É preciso investigar tudo, diz ele. E nós sabemos que essa é a senha
para não investigar nada.
A
proposta é quase tão absurda quanto chamar a covid-19 de gripezinha ou
insinuar que a vacina transforma gente em jacaré. O Senado teria de usar
seus recursos limitados para investigar todo o Brasil, sabendo que 11
Estados já fazem essa investigação e em dois, Rio de Janeiro e Santa
Catarina, os governadores investigados já foram afastados do cargo.
Isso
tudo sem contar o fato de que a Polícia Federal trabalha no tema em
nove Estados e já recuperou em torno de R$ 7 milhões desviados, até com
incursões em gabinetes de governador, como no caso de Helder Barbalho,
no Pará.
Bolsonaro
convidou o Senado à dispersão de esforços para se proteger.
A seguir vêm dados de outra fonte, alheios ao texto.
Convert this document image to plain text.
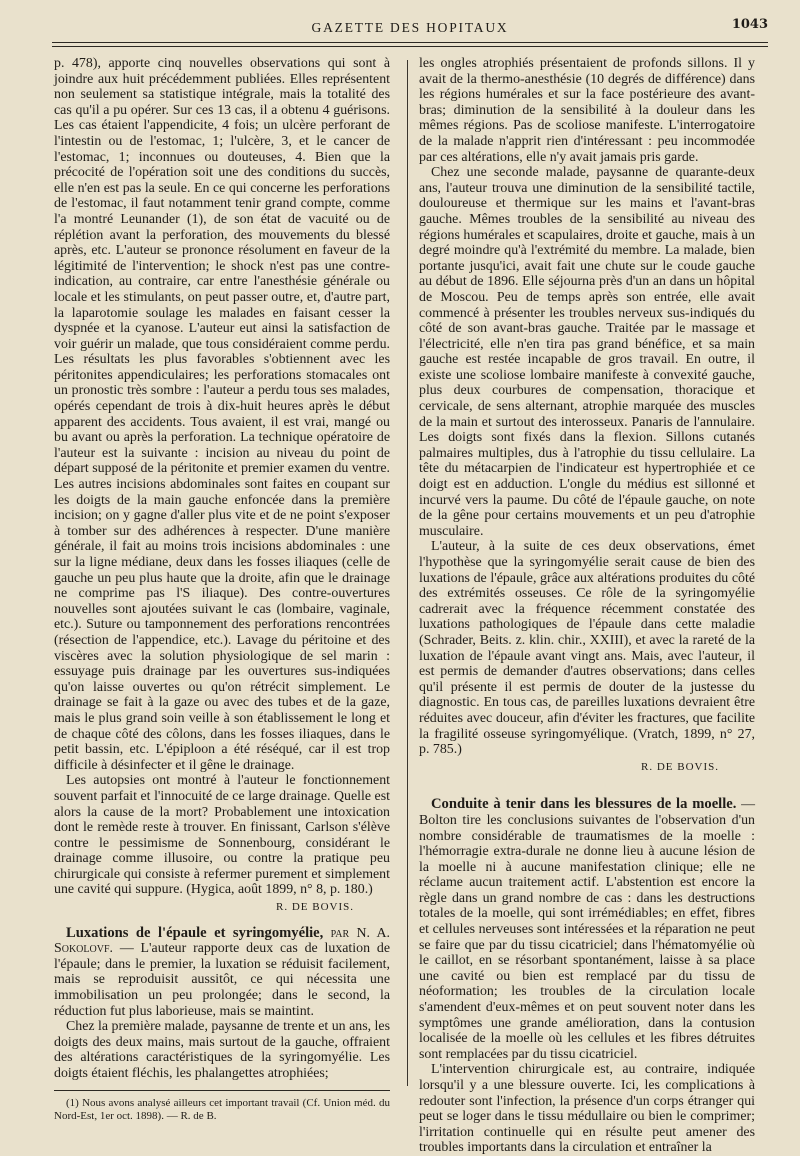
GAZETTE DES HOPITAUX	1043

p. 478), apporte cinq nouvelles observations qui sont à joindre aux huit précédemment publiées. Elles représentent non seulement sa statistique intégrale, mais la totalité des cas qu'il a pu opérer. Sur ces 13 cas, il a obtenu 4 guérisons. Les cas étaient l'appendicite, 4 fois; un ulcère perforant de l'intestin ou de l'estomac, 1; l'ulcère, 3, et le cancer de l'estomac, 1; inconnues ou douteuses, 4. Bien que la précocité de l'opération soit une des conditions du succès, elle n'en est pas la seule. En ce qui concerne les perforations de l'estomac, il faut notamment tenir grand compte, comme l'a montré Leunander (1), de son état de vacuité ou de réplétion avant la perforation, des mouvements du blessé après, etc. L'auteur se prononce résolument en faveur de la légitimité de l'intervention; le shock n'est pas une contre-indication, au contraire, car entre l'anesthésie générale ou locale et les stimulants, on peut passer outre, et, d'autre part, la laparotomie soulage les malades en faisant cesser la dyspnée et la cyanose. L'auteur eut ainsi la satisfaction de voir guérir un malade, que tous considéraient comme perdu. Les résultats les plus favorables s'obtiennent avec les péritonites appendiculaires; les perforations stomacales ont un pronostic très sombre : l'auteur a perdu tous ses malades, opérés cependant de trois à dix-huit heures après le début apparent des accidents. Tous avaient, il est vrai, mangé ou bu avant ou après la perforation. La technique opératoire de l'auteur est la suivante : incision au niveau du point de départ supposé de la péritonite et premier examen du ventre. Les autres incisions abdominales sont faites en coupant sur les doigts de la main gauche enfoncée dans la première incision; on y gagne d'aller plus vite et de ne point s'exposer à tomber sur des adhérences à respecter. D'une manière générale, il fait au moins trois incisions abdominales : une sur la ligne médiane, deux dans les fosses iliaques (celle de gauche un peu plus haute que la droite, afin que le drainage ne comprime pas l'S iliaque). Des contre-ouvertures nouvelles sont ajoutées suivant le cas (lombaire, vaginale, etc.). Suture ou tamponnement des perforations rencontrées (résection de l'appendice, etc.). Lavage du péritoine et des viscères avec la solution physiologique de sel marin : essuyage puis drainage par les ouvertures sus-indiquées qu'on laisse ouvertes ou qu'on rétrécit simplement. Le drainage se fait à la gaze ou avec des tubes et de la gaze, mais le plus grand soin veille à son établissement le long et de chaque côté des côlons, dans les fosses iliaques, dans le petit bassin, etc. L'épiploon a été réséqué, car il est trop difficile à désinfecter et il gêne le drainage.

Les autopsies ont montré à l'auteur le fonctionnement souvent parfait et l'innocuité de ce large drainage. Quelle est alors la cause de la mort? Probablement une intoxication dont le remède reste à trouver. En finissant, Carlson s'élève contre le pessimisme de Sonnenbourg, considérant le drainage comme illusoire, ou contre la pratique peu chirurgicale qui consiste à refermer purement et simplement une cavité qui suppure. (Hygica, août 1899, n° 8, p. 180.)

R. DE BOVIS.

Luxations de l'épaule et syringomyélie, par N. A. Sokolovf. — L'auteur rapporte deux cas de luxation de l'épaule; dans le premier, la luxation se réduisit facilement, mais se reproduisit aussitôt, ce qui nécessita une immobilisation un peu prolongée; dans le second, la réduction fut plus laborieuse, mais se maintint.

Chez la première malade, paysanne de trente et un ans, les doigts des deux mains, mais surtout de la gauche, offraient des altérations caractéristiques de la syringomyélie. Les doigts étaient fléchis, les phalangettes atrophiées;

(1) Nous avons analysé ailleurs cet important travail (Cf. Union méd. du Nord-Est, 1er oct. 1898). — R. de B.

les ongles atrophiés présentaient de profonds sillons. Il y avait de la thermo-anesthésie (10 degrés de différence) dans les régions humérales et sur la face postérieure des avant-bras; diminution de la sensibilité à la douleur dans les mêmes régions. Pas de scoliose manifeste. L'interrogatoire de la malade n'apprit rien d'intéressant : peu incommodée par ces altérations, elle n'y avait jamais pris garde.

Chez une seconde malade, paysanne de quarante-deux ans, l'auteur trouva une diminution de la sensibilité tactile, douloureuse et thermique sur les mains et l'avant-bras gauche. Mêmes troubles de la sensibilité au niveau des régions humérales et scapulaires, droite et gauche, mais à un degré moindre qu'à l'extrémité du membre. La malade, bien portante jusqu'ici, avait fait une chute sur le coude gauche au début de 1896. Elle séjourna près d'un an dans un hôpital de Moscou. Peu de temps après son entrée, elle avait commencé à présenter les troubles nerveux sus-indiqués du côté de son avant-bras gauche. Traitée par le massage et l'électricité, elle n'en tira pas grand bénéfice, et sa main gauche est restée incapable de gros travail. En outre, il existe une scoliose lombaire manifeste à convexité gauche, plus deux courbures de compensation, thoracique et cervicale, de sens alternant, atrophie marquée des muscles de la main et surtout des interosseux. Panaris de l'annulaire. Les doigts sont fixés dans la flexion. Sillons cutanés palmaires multiples, dus à l'atrophie du tissu cellulaire. La tête du métacarpien de l'indicateur est hypertrophiée et ce doigt est en adduction. L'ongle du médius est sillonné et incurvé vers la paume. Du côté de l'épaule gauche, on note de la gêne pour certains mouvements et un peu d'atrophie musculaire.

L'auteur, à la suite de ces deux observations, émet l'hypothèse que la syringomyélie serait cause de bien des luxations de l'épaule, grâce aux altérations produites du côté des extrémités osseuses. Ce rôle de la syringomyélie cadrerait avec la fréquence récemment constatée des luxations pathologiques de l'épaule dans cette maladie (Schrader, Beits. z. klin. chir., XXIII), et avec la rareté de la luxation de l'épaule avant vingt ans. Mais, avec l'auteur, il est permis de demander d'autres observations; dans celles qu'il présente il est permis de douter de la justesse du diagnostic. En tous cas, de pareilles luxations devraient être réduites avec douceur, afin d'éviter les fractures, que facilite la fragilité osseuse syringomyélique. (Vratch, 1899, n° 27, p. 785.)

R. DE BOVIS.

Conduite à tenir dans les blessures de la moelle. — Bolton tire les conclusions suivantes de l'observation d'un nombre considérable de traumatismes de la moelle : l'hémorragie extra-durale ne donne lieu à aucune lésion de la moelle ni à aucune manifestation clinique; elle ne réclame aucun traitement actif. L'abstention est encore la règle dans un grand nombre de cas : dans les destructions totales de la moelle, qui sont irrémédiables; en effet, fibres et cellules nerveuses sont intéressées et la réparation ne peut se faire que par du tissu cicatriciel; dans l'hématomyélie où le caillot, en se résorbant spontanément, laisse à sa place une cavité ou bien est remplacé par du tissu de néoformation; les troubles de la circulation locale s'amendent d'eux-mêmes et on peut souvent noter dans les symptômes une grande amélioration, dans la contusion localisée de la moelle où les cellules et les fibres détruites sont remplacées par du tissu cicatriciel.

L'intervention chirurgicale est, au contraire, indiquée lorsqu'il y a une blessure ouverte. Ici, les complications à redouter sont l'infection, la présence d'un corps étranger qui peut se loger dans le tissu médullaire ou bien le comprimer; l'irritation continuelle qui en résulte peut amener des troubles importants dans la circulation et entraîner la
E não
satisfeito em lançar mão de Estados e municípios como escudo, quer que
se abram processos contra ministros do Supremo.
São
duas lições importantes sobre a política no Brasil. Acusados tentam
sempre ampliar as investigações para desaparecerem nela, e quase sempre
alegam que todos estão errados. No caso, a ideia é pôr a limitada
estrutura do Senado a investigar todo o Brasil e, simultaneamente,
tentar cassar membros do Poder Judiciário.
Em
outras palavras, a melhor maneira de investigar a omissão criminosa de
Bolsonaro é uma ofuscante e laboriosa atividade cujo resultado pode ser
nulo. É uma nova pirueta do negacionismo. Não houve pandemia, muito
menos responsáveis pela mortandade. A CPI seria apenas, como em Macbeth,
uma história, contada por idiotas, cheia de som e fúria, significando
nada.
O
nó do Orçamento também é interessante, por mostrar que se tornou um
instrumento tão precário que não serve nem para um desgoverno como esse
que existe hoje no Brasil. Negociações medíocres entre governo e
Congresso acabaram fazendo a balança pender para alguns ministérios e,
sobretudo, para o lado dos parlamentares.
Não
se sabe onde vai parar parte do dinheiro da Previdência, do
seguro-desemprego, do financiamento da agricultura familiar. O próprio
Paulo Guedes afirma que com esse Orçamento é impossível prosseguir e
teme até o impeachment de Bolsonaro. Como sempre, a conta está um pouco
mais alta: R$ 33 bilhões.
O
que é esclarecedor sobre o Brasil são as soluções discutidas nos
bastidores. Aí, sim, o observador conhecerá um pouco da nossa cultura,
seguindo o debate. Uma das propostas para livrar Bolsonaro de processo é
uma viagem ao exterior. O Orçamento seria assinado por Arthur Lira, que
já está queimado mesmo e serviria de escudo para o presidente.
Também
muito didática é a troca de ideias entre Guedes e os parlamentares. O
ministro propõe que sejam cortados os R$ 33 bilhões e se façam ajustes
lá na frente. Os parlamentares propõem que sejam mantidos e se façam
ajustes lá na frente. Uma ausência tão completa de planejamento é também
uma espécie de negação do governo. O Orçamento é apenas para tocar os
assuntos correntes.
O
problema é que essa ausência de governo real assusta até o mercado.
Hoje apenas por ser uma dispendiosa ausência. Logo o próprio mercado
sentirá falta de um governo com projetos de renovação pós-pandemia.
Nos
Estados Unidos discute-se uma nova relação entre governo e forças
produtivas, trabalha-se com a consciência de um desastre climático,
aprofunda-se a experiência digital. O Brasil costuma levar alguns anos
para se sintonizar com o mundo. Quase sempre foi assim, mas com um
governo negacionista certamente despontamos para o atraso.